For some time, the Tripoli-based Presidency Council and its government of National Accord have been looking to devalue the dinar. The aim is to give them more dinars to spend in Libya for the oil dollars but, also, supposedly, to narrow the gap between the official and black market rates.

This formula would require dollars being readily available in the banks when people want them. If not, the black market would continue to thrive and its rate remain much higher.

The moves were complicated by the fact that in Libya a decision to devalue is not the responsibility of the government or the management of the CBL, in this case bank Governor Sadik Elkabir. The decision must come from the CBL’s board of directors.

With the country split between east and west and CBL Deputy Governor Ali Hibri operating as governor of the parallel eastern-based CBL, no meeting to make such a decision has been possible.

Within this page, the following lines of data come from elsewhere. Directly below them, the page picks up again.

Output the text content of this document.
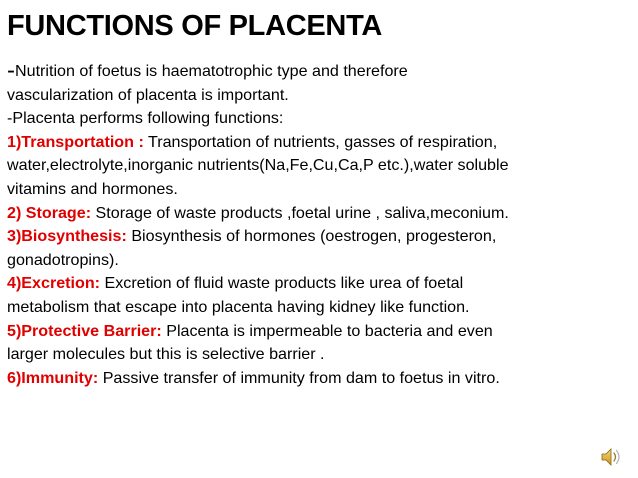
FUNCTIONS OF PLACENTA
-Nutrition of foetus is haematotrophic type and therefore
vascularization of placenta is important.
-Placenta performs following functions:
1)Transportation : Transportation of nutrients, gasses of respiration,
water,electrolyte,inorganic nutrients(Na,Fe,Cu,Ca,P etc.),water soluble
vitamins and hormones.
2) Storage: Storage of waste products ,foetal urine , saliva,meconium.
3)Biosynthesis: Biosynthesis of hormones (oestrogen, progesteron,
gonadotropins).
4)Excretion: Excretion of fluid waste products like urea of foetal
metabolism that escape into placenta having kidney like function.
5)Protective Barrier: Placenta is impermeable to bacteria and even
larger molecules but this is selective barrier .
6)Immunity: Passive transfer of immunity from dam to foetus in vitro.
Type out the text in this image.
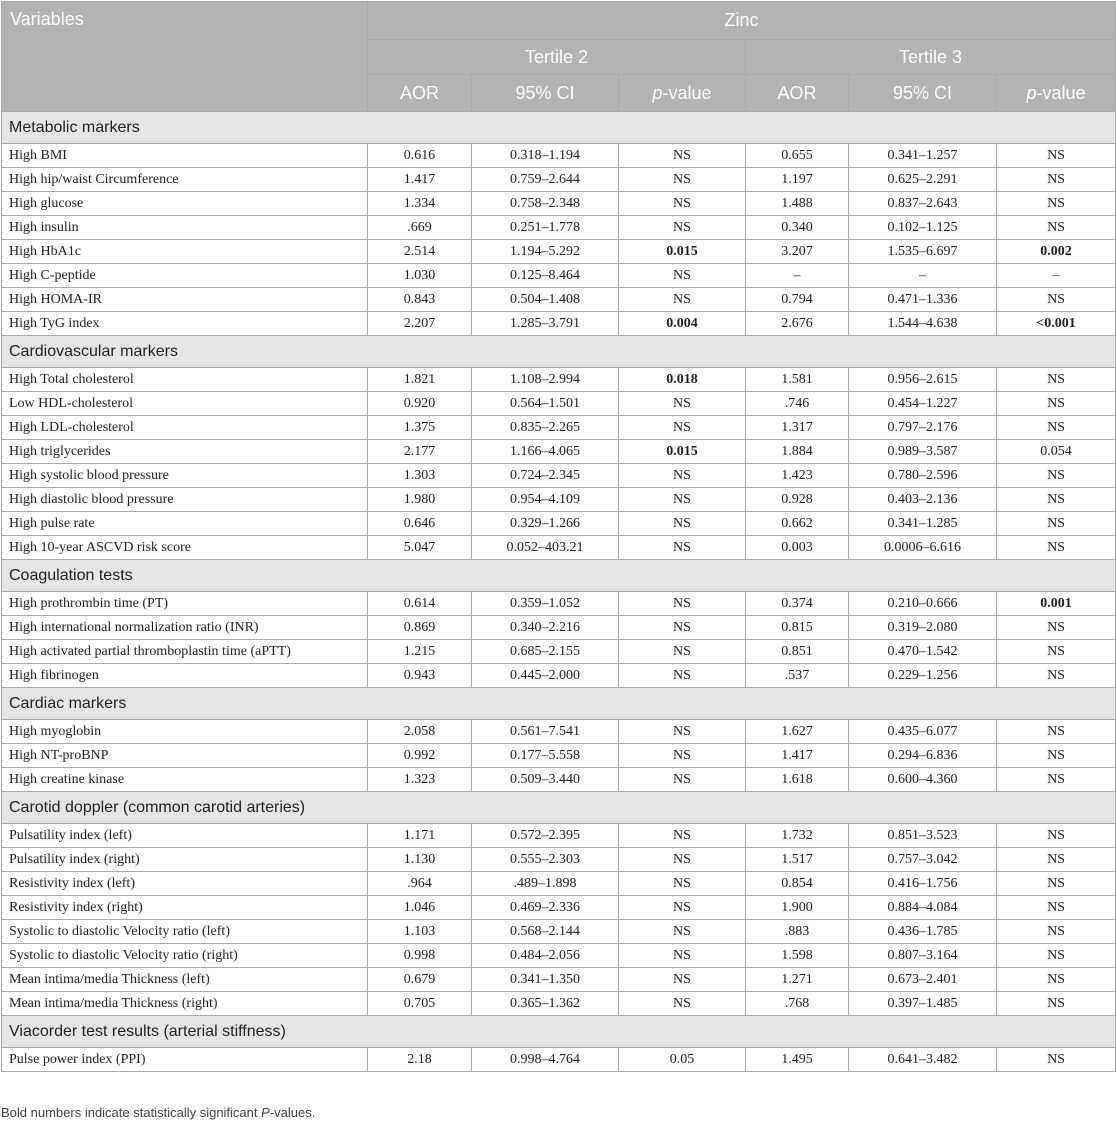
Variables	Zinc					
	Tertile 2			Tertile 3		
	AOR	95% CI	p-value	AOR	95% CI	p-value
Metabolic markers						
High BMI	0.616	0.318–1.194	NS	0.655	0.341–1.257	NS
High hip/waist Circumference	1.417	0.759–2.644	NS	1.197	0.625–2.291	NS
High glucose	1.334	0.758–2.348	NS	1.488	0.837–2.643	NS
High insulin	.669	0.251–1.778	NS	0.340	0.102–1.125	NS
High HbA1c	2.514	1.194–5.292	0.015	3.207	1.535–6.697	0.002
High C-peptide	1.030	0.125–8.464	NS	–	–	–
High HOMA-IR	0.843	0.504–1.408	NS	0.794	0.471–1.336	NS
High TyG index	2.207	1.285–3.791	0.004	2.676	1.544–4.638	<0.001
Cardiovascular markers						
High Total cholesterol	1.821	1.108–2.994	0.018	1.581	0.956–2.615	NS
Low HDL-cholesterol	0.920	0.564–1.501	NS	.746	0.454–1.227	NS
High LDL-cholesterol	1.375	0.835–2.265	NS	1.317	0.797–2.176	NS
High triglycerides	2.177	1.166–4.065	0.015	1.884	0.989–3.587	0.054
High systolic blood pressure	1.303	0.724–2.345	NS	1.423	0.780–2.596	NS
High diastolic blood pressure	1.980	0.954–4.109	NS	0.928	0.403–2.136	NS
High pulse rate	0.646	0.329–1.266	NS	0.662	0.341–1.285	NS
High 10-year ASCVD risk score	5.047	0.052–403.21	NS	0.003	0.0006–6.616	NS
Coagulation tests						
High prothrombin time (PT)	0.614	0.359–1.052	NS	0.374	0.210–0.666	0.001
High international normalization ratio (INR)	0.869	0.340–2.216	NS	0.815	0.319–2.080	NS
High activated partial thromboplastin time (aPTT)	1.215	0.685–2.155	NS	0.851	0.470–1.542	NS
High fibrinogen	0.943	0.445–2.000	NS	.537	0.229–1.256	NS
Cardiac markers						
High myoglobin	2.058	0.561–7.541	NS	1.627	0.435–6.077	NS
High NT-proBNP	0.992	0.177–5.558	NS	1.417	0.294–6.836	NS
High creatine kinase	1.323	0.509–3.440	NS	1.618	0.600–4.360	NS
Carotid doppler (common carotid arteries)						
Pulsatility index (left)	1.171	0.572–2.395	NS	1.732	0.851–3.523	NS
Pulsatility index (right)	1.130	0.555–2.303	NS	1.517	0.757–3.042	NS
Resistivity index (left)	.964	.489–1.898	NS	0.854	0.416–1.756	NS
Resistivity index (right)	1.046	0.469–2.336	NS	1.900	0.884–4.084	NS
Systolic to diastolic Velocity ratio (left)	1.103	0.568–2.144	NS	.883	0.436–1.785	NS
Systolic to diastolic Velocity ratio (right)	0.998	0.484–2.056	NS	1.598	0.807–3.164	NS
Mean intima/media Thickness (left)	0.679	0.341–1.350	NS	1.271	0.673–2.401	NS
Mean intima/media Thickness (right)	0.705	0.365–1.362	NS	.768	0.397–1.485	NS
Viacorder test results (arterial stiffness)						
Pulse power index (PPI)	2.18	0.998–4.764	0.05	1.495	0.641–3.482	NS
Bold numbers indicate statistically significant P-values.
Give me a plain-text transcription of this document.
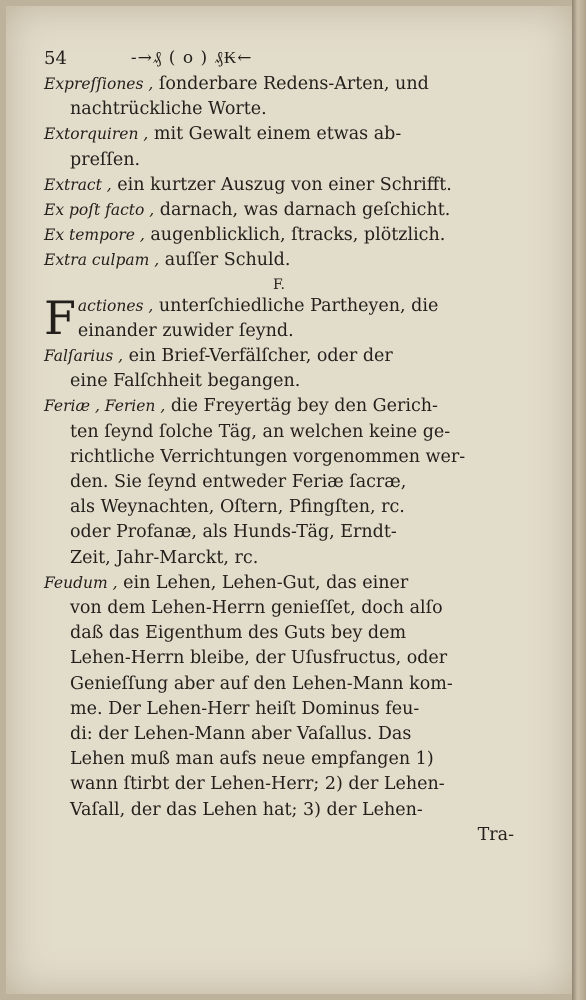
54	-→₰ ( o ) ₰₭←
Expreſſiones ,
ſonderbare Redens-Arten, und
nachtrückliche Worte.
Extorquiren ,
mit Gewalt einem etwas ab-
preſſen.
Extract ,
ein kurtzer Auszug von einer Schrifft.
Ex poſt facto ,
darnach, was darnach geſchicht.
Ex tempore ,
augenblicklich, ſtracks, plötzlich.
Extra culpam ,
auſſer Schuld.
F.
F actiones ,
unterſchiedliche Partheyen, die
einander zuwider ſeynd.
Falſarius ,
ein Brief-Verfälſcher, oder der
eine Falſchheit begangen.
Feriæ , Ferien ,
die Freyertäg bey den Gerich-
ten ſeynd ſolche Täg, an welchen keine ge-
richtliche Verrichtungen vorgenommen wer-
den. Sie ſeynd entweder Feriæ ſacræ,
als Weynachten, Oſtern, Pfingſten, rc.
oder Profanæ, als Hunds-Täg, Erndt-
Zeit, Jahr-Marckt, rc.
Feudum ,
ein Lehen, Lehen-Gut, das einer
von dem Lehen-Herrn genieſſet, doch alſo
daß das Eigenthum des Guts bey dem
Lehen-Herrn bleibe, der Uſusfructus, oder
Genieſſung aber auf den Lehen-Mann kom-
me. Der Lehen-Herr heiſt Dominus feu-
di: der Lehen-Mann aber Vaſallus. Das
Lehen muß man aufs neue empfangen 1)
wann ſtirbt der Lehen-Herr; 2) der Lehen-
Vaſall, der das Lehen hat; 3) der Lehen-
Tra-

Instead, an alternative was devised by Elkabir and PC head Fayez Sarraj, aided by experts from the UN support mission: a surcharge of 183% on purchases of foreign currency. It effectively devalues the dinar, taking it to around 3.90 dinars to the dollar, although with bank and other charges on top, it will now cost around 4 dinars for $1.

There are exceptions, such as the $500 personal exchange allowance, which is supposed to be increased to $1,000 this year, and certain subsidised imports.

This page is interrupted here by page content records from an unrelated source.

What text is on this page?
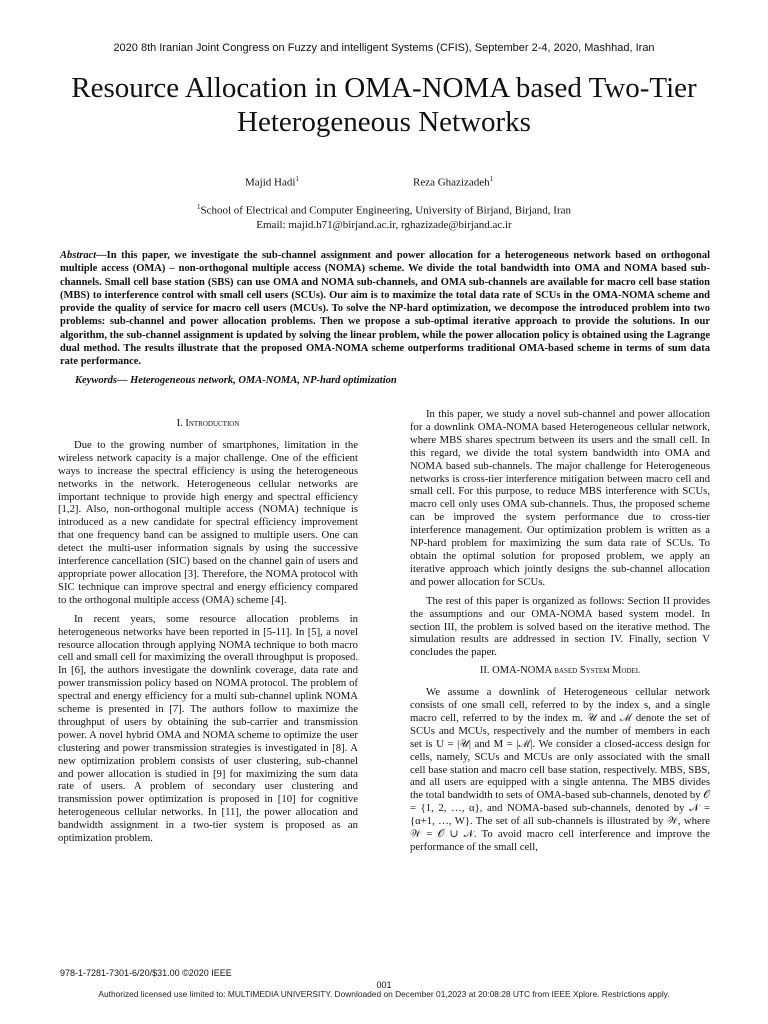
2020 8th Iranian Joint Congress on Fuzzy and intelligent Systems (CFIS), September 2-4, 2020, Mashhad, Iran
Resource Allocation in OMA-NOMA based Two-Tier Heterogeneous Networks
Majid Hadi$^1$	Reza Ghazizadeh$^1$
$^1$School of Electrical and Computer Engineering, University of Birjand, Birjand, Iran
Email: majid.h71@birjand.ac.ir, rghazizade@birjand.ac.ir

Abstract—In this paper, we investigate the sub-channel assignment and power allocation for a heterogeneous network based on orthogonal multiple access (OMA) – non-orthogonal multiple access (NOMA) scheme. We divide the total bandwidth into OMA and NOMA based sub-channels. Small cell base station (SBS) can use OMA and NOMA sub-channels, and OMA sub-channels are available for macro cell base station (MBS) to interference control with small cell users (SCUs). Our aim is to maximize the total data rate of SCUs in the OMA-NOMA scheme and provide the quality of service for macro cell users (MCUs). To solve the NP-hard optimization, we decompose the introduced problem into two problems: sub-channel and power allocation problems. Then we propose a sub-optimal iterative approach to provide the solutions. In our algorithm, the sub-channel assignment is updated by solving the linear problem, while the power allocation policy is obtained using the Lagrange dual method. The results illustrate that the proposed OMA-NOMA scheme outperforms traditional OMA-based scheme in terms of sum data rate performance.

Keywords— Heterogeneous network, OMA-NOMA, NP-hard optimization

I. Introduction

Due to the growing number of smartphones, limitation in the wireless network capacity is a major challenge. One of the efficient ways to increase the spectral efficiency is using the heterogeneous networks in the network. Heterogeneous cellular networks are important technique to provide high energy and spectral efficiency [1,2]. Also, non-orthogonal multiple access (NOMA) technique is introduced as a new candidate for spectral efficiency improvement that one frequency band can be assigned to multiple users. One can detect the multi-user information signals by using the successive interference cancellation (SIC) based on the channel gain of users and appropriate power allocation [3]. Therefore, the NOMA protocol with SIC technique can improve spectral and energy efficiency compared to the orthogonal multiple access (OMA) scheme [4].

In recent years, some resource allocation problems in heterogeneous networks have been reported in [5-11]. In [5], a novel resource allocation through applying NOMA technique to both macro cell and small cell for maximizing the overall throughput is proposed. In [6], the authors investigate the downlink coverage, data rate and power transmission policy based on NOMA protocol. The problem of spectral and energy efficiency for a multi sub-channel uplink NOMA scheme is presented in [7]. The authors follow to maximize the throughput of users by obtaining the sub-carrier and transmission power. A novel hybrid OMA and NOMA scheme to optimize the user clustering and power transmission strategies is investigated in [8]. A new optimization problem consists of user clustering, sub-channel and power allocation is studied in [9] for maximizing the sum data rate of users. A problem of secondary user clustering and transmission power optimization is proposed in [10] for cognitive heterogeneous cellular networks. In [11], the power allocation and bandwidth assignment in a two-tier system is proposed as an optimization problem.

In this paper, we study a novel sub-channel and power allocation for a downlink OMA-NOMA based Heterogeneous cellular network, where MBS shares spectrum between its users and the small cell. In this regard, we divide the total system bandwidth into OMA and NOMA based sub-channels. The major challenge for Heterogeneous networks is cross-tier interference mitigation between macro cell and small cell. For this purpose, to reduce MBS interference with SCUs, macro cell only uses OMA sub-channels. Thus, the proposed scheme can be improved the system performance due to cross-tier interference management. Our optimization problem is written as a NP-hard problem for maximizing the sum data rate of SCUs. To obtain the optimal solution for proposed problem, we apply an iterative approach which jointly designs the sub-channel allocation and power allocation for SCUs.

The rest of this paper is organized as follows: Section II provides the assumptions and our OMA-NOMA based system model. In section III, the problem is solved based on the iterative method. The simulation results are addressed in section IV. Finally, section V concludes the paper.

II. OMA-NOMA based System Model

We assume a downlink of Heterogeneous cellular network consists of one small cell, referred to by the index s, and a single macro cell, referred to by the index m. 𝒰 and ℳ denote the set of SCUs and MCUs, respectively and the number of members in each set is U = |𝒰| and M = |ℳ|. We consider a closed-access design for cells, namely, SCUs and MCUs are only associated with the small cell base station and macro cell base station, respectively. MBS, SBS, and all users are equipped with a single antenna. The MBS divides the total bandwidth to sets of OMA-based sub-channels, denoted by 𝒪 = {1, 2, …, α}, and NOMA-based sub-channels, denoted by 𝒩 = {α+1, …, W}. The set of all sub-channels is illustrated by 𝒲, where 𝒲 = 𝒪 ∪ 𝒩. To avoid macro cell interference and improve the performance of the small cell,

978-1-7281-7301-6/20/$31.00 ©2020 IEEE
001
Authorized licensed use limited to: MULTIMEDIA UNIVERSITY. Downloaded on December 01,2023 at 20:08:28 UTC from IEEE Xplore. Restrictions apply.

The income generated will be used to help fill the government’s coffers, ostensibly paying for health care and other public services.

The move has not been without opposition. It is claimed that this is a tax and, as such, illegal since taxes cannot be introduced or changed without a vote in the House of Representatives. But Libyan businessman Husni Bey said it is most unlikely, if it went to court, that a judge would rule against the move. “It’s not a tax, it’s a surcharge and that’s not against the law,” he said.

In recent days, the system started to go into effect. Businesses applied for letters of credit, and, as of October 3, were being given such letters.

The country’s top dairy products manufacturer, Mohamed Raied, who also heads Libya’s union of chambers of commerce, said his company had been given two letters of credit to import much needed equipment and that it was applying for more. Under the new rules, the maximum for a letter of credit for industrial imports is $10 million, for commercial imports $5 million and for other goods $1 million but there is no limit to the number of letters of credit a business can apply for.

The fact that businesses can now legitimately acquire foreign currency, albeit at around 4 dinars to the dollar, will help stabilise the economic situation in Libya, Raied said. He predicted that it will end the dominance of the black market and that the official rate and the black market rate will quickly return to near parity.

That remains to be seen.

At the moment the black market rate is around 5.3 dinars to the dollar compared to the surcharged official rate of around 3.90 dinars and it has been slowly moving down since the surcharge announcement.

However, there are reports that businesses in eastern Libya were having difficulty obtaining letters of credit through banks in their region and were having to open accounts in Tripoli. Moreover, until hard currency is available for all Libyans requiring it, not just businesses, the black market will continue to operate.

Then there are the militias that still control much of Tripoli and that have allegedly earned millions through fraudulent letters of credit. They are not going to like this.

It should, though, help bring down prices in the shops.

For ordinary Libyans living in a bitterly divided country, with insecurity and crime ever present for so many, not to mention regular electricity cuts, an abysmal health service and so many other daily difficulties, that is at least one step in the right direction.

Michel Cousins is the editor-in-chief of the Libya Herald.